Speaking at the Capitol Media Center in Harrisburg, the senators discussed the package of bills expected to address such issues following meetings with county election officials, commissioners and other interested parties across Pennsylvania.
State Sen. Mike Folmar, R-Lebanon, the chairman with the State Government Committee, said one of his goals for the committee in 2019 was to bring some meaningful changes to the Pennsylvania election laws to make the process easier, more secure and hopefully save money.
“In my first meeting with county election officials, I was shocked by their comment that no state officials have worked closely with them about possible changes to Pennsylvania election laws,” Folmar said.
“We are actually listening to the people on the ground,” said Stefano. “We're talking with election bureau leaders, and they're telling me what their issues are and hearing what the problems are and the changes we need to make.”
Stefano said his sponsorship in the package includes a constitutional amendment to remove the restriction of state and federal employees acting as poll workers.
“The directors aren't able to find people to work the polls,” Stefano said. “If we want to have accessible elections, we need people to be staffing our poll locations.”
Another part of the package Stefano is sponsoring is looking to reduce the number of printed ballots as the state currently prints 100 percent of ballots for all registered voters.
Stefano said they will look at different ways to accurately measure numbers of paper ballot users for the last three years and predict how many ballots will need to be printed with some extra.
“One thing I've noticed in Pennsylvania is we don't like change,” Stefano said. “But we're finding the world is changing around us, and we need to be getting some of our codes back up and match what's going on in the world or, in some cases, we need to lead.”

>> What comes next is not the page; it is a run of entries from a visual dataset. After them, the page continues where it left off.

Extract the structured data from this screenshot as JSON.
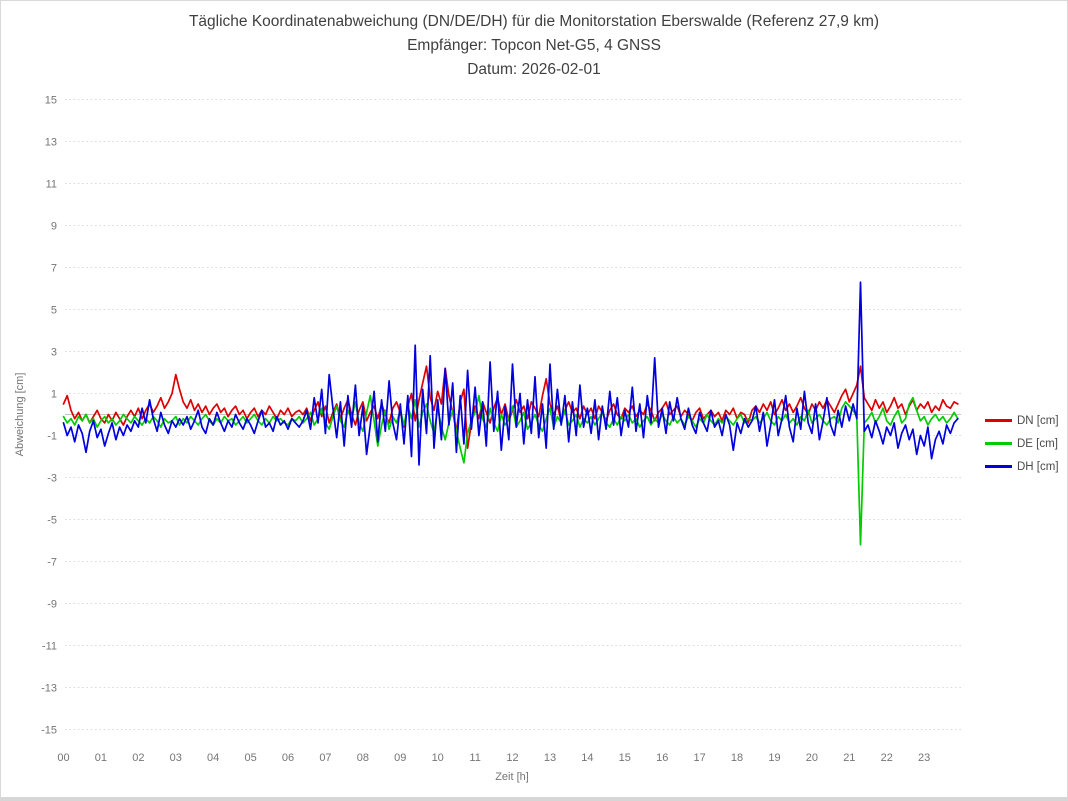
{
  "window": {
    "background": "#ffffff",
    "border_color": "#d9d9d9"
  },
  "chart_data": {
    "type": "line",
    "title_lines": [
      "Tägliche Koordinatenabweichung (DN/DE/DH) für die Monitorstation Eberswalde (Referenz 27,9 km)",
      "Empfänger: Topcon Net-G5, 4 GNSS",
      "Datum: 2026-02-01"
    ],
    "xlabel": "Zeit [h]",
    "ylabel": "Abweichung [cm]",
    "xlim": [
      0,
      24
    ],
    "ylim": [
      -15,
      15
    ],
    "x_ticks": [
      "00",
      "01",
      "02",
      "03",
      "04",
      "05",
      "06",
      "07",
      "08",
      "09",
      "10",
      "11",
      "12",
      "13",
      "14",
      "15",
      "16",
      "17",
      "18",
      "19",
      "20",
      "21",
      "22",
      "23"
    ],
    "y_ticks": [
      15,
      13,
      11,
      9,
      7,
      5,
      3,
      1,
      -1,
      -3,
      -5,
      -7,
      -9,
      -11,
      -13,
      -15
    ],
    "grid": "horizontal-dotted",
    "zero_line": true,
    "legend_position": "right",
    "tick_color": "#757575",
    "grid_color": "#d9d9d9",
    "zero_line_color": "#c4c4c4",
    "x_start": 0.0,
    "x_step": 0.1,
    "series": [
      {
        "name": "DN [cm]",
        "color": "#dd0000",
        "values": [
          0.5,
          0.9,
          0.2,
          -0.2,
          0.1,
          -0.3,
          0.0,
          -0.4,
          -0.1,
          0.2,
          -0.2,
          -0.4,
          0.0,
          -0.3,
          0.1,
          -0.2,
          -0.5,
          -0.1,
          0.2,
          -0.1,
          0.3,
          -0.2,
          0.2,
          0.5,
          0.1,
          0.4,
          0.8,
          0.3,
          0.6,
          1.0,
          1.9,
          1.2,
          0.6,
          0.3,
          0.7,
          0.2,
          0.5,
          0.1,
          0.4,
          0.0,
          0.3,
          0.5,
          0.1,
          0.3,
          -0.1,
          0.2,
          0.4,
          0.0,
          0.2,
          -0.2,
          0.1,
          0.3,
          -0.1,
          0.2,
          0.0,
          0.4,
          0.1,
          -0.2,
          0.2,
          0.0,
          0.3,
          -0.1,
          0.1,
          0.2,
          0.0,
          0.3,
          -0.3,
          0.2,
          0.6,
          -0.1,
          0.4,
          -0.4,
          0.1,
          0.5,
          -0.2,
          0.3,
          0.7,
          0.0,
          -0.5,
          0.2,
          0.6,
          -0.3,
          0.1,
          0.4,
          -0.2,
          0.5,
          0.0,
          -0.4,
          0.3,
          0.6,
          0.1,
          -0.6,
          0.4,
          1.0,
          -0.3,
          0.7,
          1.5,
          2.3,
          0.8,
          0.2,
          1.1,
          0.5,
          2.2,
          0.9,
          0.1,
          -0.8,
          0.6,
          1.2,
          -1.6,
          -0.4,
          0.4,
          -0.2,
          0.6,
          0.1,
          -0.4,
          0.3,
          0.8,
          0.0,
          0.5,
          -0.3,
          0.2,
          0.7,
          0.1,
          0.4,
          -0.2,
          0.6,
          0.3,
          -0.1,
          0.9,
          1.7,
          0.5,
          0.0,
          0.4,
          -0.3,
          0.2,
          0.6,
          0.1,
          0.3,
          -0.2,
          0.4,
          0.0,
          0.3,
          -0.2,
          0.4,
          0.1,
          -0.3,
          0.2,
          0.5,
          0.0,
          -0.2,
          0.3,
          0.1,
          0.4,
          -0.1,
          0.2,
          0.0,
          0.5,
          0.2,
          -0.3,
          0.1,
          0.3,
          0.6,
          0.0,
          0.2,
          0.4,
          -0.1,
          0.2,
          0.0,
          -0.3,
          0.1,
          0.3,
          -0.2,
          0.0,
          0.2,
          -0.1,
          0.1,
          -0.3,
          0.2,
          0.0,
          0.3,
          -0.2,
          0.1,
          0.0,
          -0.4,
          0.2,
          0.4,
          0.1,
          0.5,
          0.2,
          0.6,
          0.0,
          0.3,
          0.7,
          0.2,
          0.5,
          0.1,
          0.4,
          0.8,
          0.3,
          0.0,
          0.5,
          0.2,
          0.6,
          0.3,
          0.7,
          0.4,
          0.1,
          0.5,
          0.9,
          1.2,
          0.6,
          1.0,
          1.4,
          2.3,
          0.8,
          0.5,
          0.2,
          0.7,
          0.3,
          0.6,
          0.1,
          0.4,
          0.8,
          0.3,
          0.5,
          0.0,
          0.4,
          0.7,
          0.2,
          0.5,
          0.3,
          0.6,
          0.1,
          0.4,
          0.2,
          0.7,
          0.4,
          0.3,
          0.6,
          0.5
        ]
      },
      {
        "name": "DE [cm]",
        "color": "#00cc00",
        "values": [
          -0.1,
          -0.4,
          -0.2,
          -0.5,
          -0.1,
          -0.3,
          0.0,
          -0.4,
          -0.2,
          -0.6,
          -0.3,
          -0.1,
          -0.4,
          -0.2,
          -0.5,
          -0.3,
          0.0,
          -0.2,
          -0.4,
          -0.1,
          -0.3,
          -0.5,
          -0.2,
          -0.4,
          -0.1,
          -0.3,
          -0.6,
          -0.2,
          -0.4,
          -0.3,
          -0.1,
          -0.5,
          -0.2,
          -0.4,
          -0.1,
          -0.3,
          -0.5,
          -0.2,
          0.0,
          -0.3,
          -0.5,
          -0.2,
          -0.4,
          -0.1,
          -0.3,
          -0.2,
          -0.5,
          -0.3,
          -0.1,
          -0.4,
          -0.2,
          0.0,
          -0.3,
          -0.5,
          -0.2,
          -0.4,
          -0.1,
          -0.3,
          -0.2,
          -0.4,
          -0.5,
          -0.2,
          -0.3,
          -0.1,
          -0.4,
          -0.2,
          0.1,
          -0.5,
          -0.2,
          0.3,
          -0.4,
          -0.7,
          -0.1,
          0.4,
          -0.3,
          -0.6,
          0.2,
          -0.2,
          0.6,
          -0.4,
          -0.8,
          0.1,
          0.9,
          -0.3,
          -1.5,
          -0.5,
          0.2,
          -0.7,
          -0.1,
          -0.4,
          0.2,
          -0.5,
          0.4,
          -0.2,
          0.7,
          -0.6,
          0.1,
          0.5,
          -0.3,
          -0.9,
          0.3,
          -0.6,
          -1.2,
          -0.4,
          0.2,
          -0.8,
          -1.6,
          -2.3,
          -0.9,
          -0.3,
          0.1,
          0.9,
          -0.2,
          -0.6,
          0.3,
          -0.4,
          -0.8,
          0.0,
          -0.5,
          -0.2,
          0.4,
          -0.6,
          -0.3,
          0.1,
          -0.7,
          -0.4,
          0.0,
          -0.5,
          -0.8,
          -0.2,
          0.3,
          -0.6,
          -0.1,
          -0.4,
          0.2,
          -0.5,
          -0.3,
          0.0,
          -0.6,
          -0.2,
          -0.4,
          -0.1,
          -0.5,
          -0.2,
          0.1,
          -0.4,
          -0.6,
          -0.2,
          -0.5,
          -0.1,
          -0.3,
          0.0,
          -0.4,
          -0.2,
          -0.6,
          -0.3,
          -0.1,
          -0.5,
          -0.2,
          -0.4,
          0.0,
          -0.3,
          -0.5,
          -0.1,
          -0.4,
          -0.2,
          -0.5,
          -0.1,
          -0.3,
          -0.6,
          -0.2,
          -0.4,
          0.0,
          -0.3,
          -0.5,
          -0.2,
          -0.4,
          -0.1,
          -0.3,
          -0.5,
          -0.2,
          0.0,
          -0.4,
          -0.2,
          -0.3,
          -0.1,
          -0.4,
          -0.2,
          0.1,
          -0.3,
          -0.5,
          -0.1,
          -0.3,
          0.0,
          -0.4,
          -0.2,
          -0.5,
          -0.1,
          -0.3,
          0.2,
          -0.4,
          -0.2,
          0.0,
          -0.3,
          -0.5,
          -0.2,
          -0.1,
          -0.4,
          0.3,
          0.6,
          0.4,
          0.2,
          -0.1,
          -6.2,
          -0.4,
          -0.2,
          0.1,
          -0.4,
          -0.1,
          0.3,
          -0.3,
          -0.5,
          -0.1,
          0.2,
          -0.4,
          -0.2,
          0.5,
          0.8,
          0.2,
          -0.3,
          -0.1,
          -0.5,
          -0.2,
          0.0,
          -0.3,
          -0.1,
          -0.4,
          -0.2,
          0.1,
          -0.2
        ]
      },
      {
        "name": "DH [cm]",
        "color": "#0000dd",
        "values": [
          -0.4,
          -1.0,
          -0.6,
          -1.3,
          -0.5,
          -0.9,
          -1.8,
          -0.8,
          -0.3,
          -1.1,
          -0.7,
          -1.5,
          -0.9,
          -0.4,
          -1.2,
          -0.6,
          -1.0,
          -0.5,
          -0.8,
          -0.3,
          -0.6,
          0.3,
          -0.4,
          0.7,
          -0.2,
          -0.8,
          0.1,
          -0.5,
          -0.9,
          -0.3,
          -0.6,
          -0.2,
          -0.5,
          -0.1,
          -0.7,
          -0.3,
          0.2,
          -0.6,
          -0.9,
          -0.2,
          -0.5,
          0.1,
          -0.4,
          -0.8,
          -0.3,
          -0.6,
          0.0,
          -0.4,
          -0.7,
          -0.2,
          -0.5,
          -0.9,
          -0.3,
          0.2,
          -0.6,
          -0.4,
          -0.8,
          -0.1,
          -0.5,
          -0.3,
          -0.7,
          -0.2,
          -0.4,
          -0.6,
          -0.3,
          0.2,
          -0.7,
          0.8,
          -0.4,
          1.2,
          -0.9,
          1.9,
          0.3,
          -1.1,
          0.6,
          -1.5,
          0.9,
          -0.6,
          1.4,
          -1.0,
          0.4,
          -1.9,
          -0.5,
          1.1,
          -1.3,
          0.7,
          -0.8,
          1.6,
          -0.4,
          -1.2,
          0.5,
          -1.4,
          0.9,
          -2.0,
          3.3,
          -2.4,
          1.2,
          -0.9,
          2.8,
          -1.6,
          0.7,
          -1.2,
          2.2,
          -0.5,
          1.5,
          -1.8,
          0.9,
          -1.4,
          2.1,
          -0.7,
          1.3,
          -1.0,
          0.6,
          -1.5,
          2.5,
          -0.8,
          1.1,
          -1.7,
          0.4,
          -1.2,
          2.4,
          -0.6,
          1.0,
          -1.4,
          0.7,
          -0.9,
          1.8,
          -1.1,
          0.5,
          -1.6,
          2.4,
          -0.7,
          1.2,
          -0.5,
          0.9,
          -1.3,
          0.6,
          -1.0,
          1.4,
          -0.6,
          0.3,
          -0.9,
          0.7,
          -1.2,
          0.4,
          -0.7,
          1.1,
          -0.5,
          0.8,
          -1.0,
          0.2,
          -0.6,
          1.3,
          -0.8,
          0.5,
          -1.1,
          0.9,
          -0.4,
          2.7,
          -0.6,
          0.3,
          -0.9,
          0.6,
          -0.3,
          0.8,
          -0.2,
          -0.7,
          0.3,
          -0.5,
          -0.9,
          0.1,
          -0.4,
          -0.8,
          0.2,
          -0.6,
          -0.3,
          -1.0,
          0.0,
          -0.5,
          -1.7,
          -0.4,
          -0.9,
          -0.2,
          -0.6,
          -0.3,
          0.4,
          -0.8,
          0.1,
          -1.5,
          -0.5,
          0.7,
          -1.0,
          -0.2,
          0.9,
          -0.6,
          -1.3,
          0.3,
          -0.7,
          1.1,
          -0.4,
          -0.9,
          0.5,
          -1.2,
          -0.3,
          0.8,
          -0.5,
          -1.0,
          0.2,
          -0.6,
          0.4,
          -0.3,
          0.5,
          -0.2,
          6.3,
          -0.8,
          -0.5,
          -1.1,
          -0.3,
          -0.8,
          -1.4,
          -0.6,
          -1.0,
          -0.4,
          -1.6,
          -0.9,
          -0.5,
          -1.2,
          -0.7,
          -1.9,
          -1.0,
          -1.5,
          -0.6,
          -2.1,
          -1.2,
          -0.8,
          -1.4,
          -0.5,
          -0.9,
          -0.4,
          -0.2
        ]
      }
    ]
  }
}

Other senators and their bills include Sen. Judy Schwank, D-Berks, with her legislation to allow anyone to vote via absentee ballots and no-excuse absentee ballots; Sen. Tom Killion, R-Delaware County, with his legislation to give counties the option of establishing voting centers so a voter can vote anywhere in the county, and curbside voting for voters with disabilities to safely and privately cast their ballot; and Sen. Scott Martin, R-Lancaster, with his constitutional amendment to eliminate provisions of having separate ballots for judicial-related questions and to change a provision to allow one write-in vote to get someone into office.

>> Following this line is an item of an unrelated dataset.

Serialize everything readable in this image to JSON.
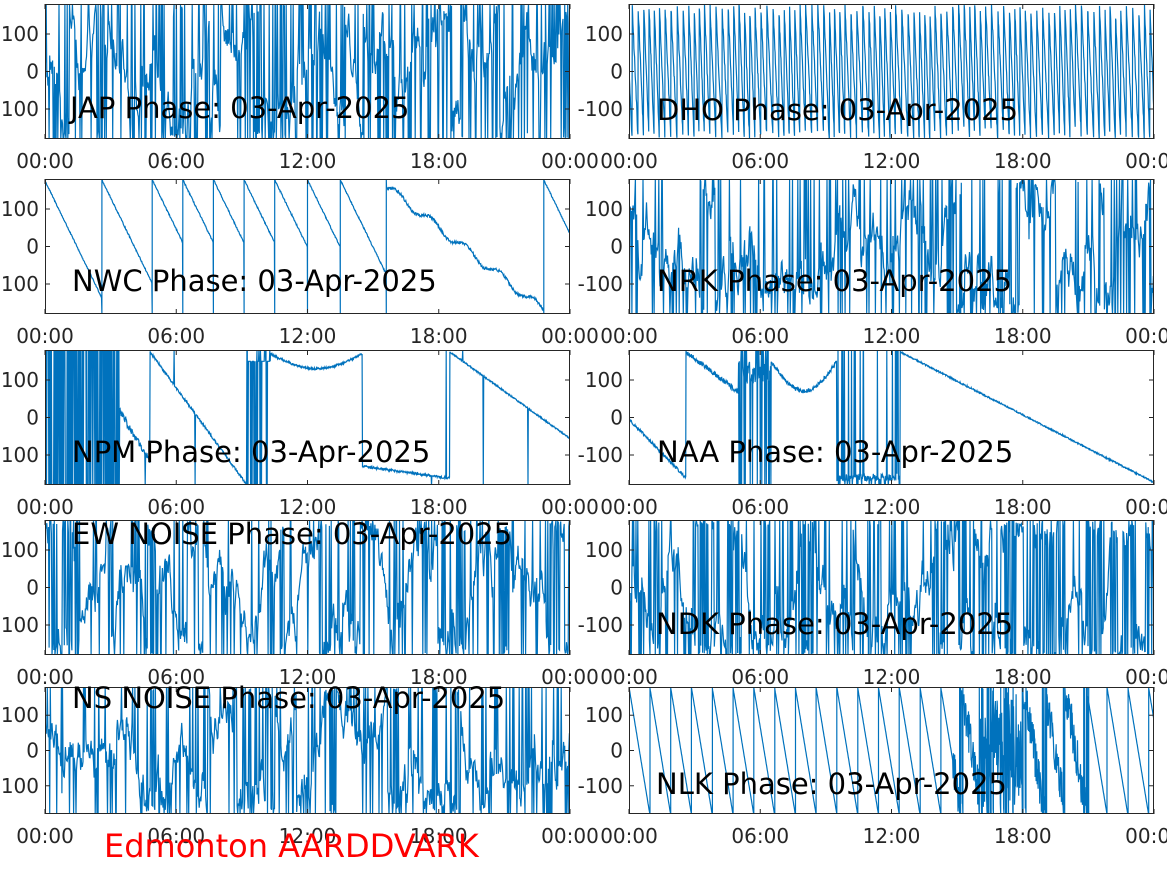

The County Commissioners Association of Pennsylvania supports the efforts of the senators, releasing a statement thanking the group for including county officials and election bureau directors in the discussions over the past several months.
“While much of counties’ attention recently has been focused on the need to purchase new voting equipment, we also believe there is a need for more comprehensive elections reform considerations to make sure the entire elections process remains both accessible and cost-effective,” the statement read.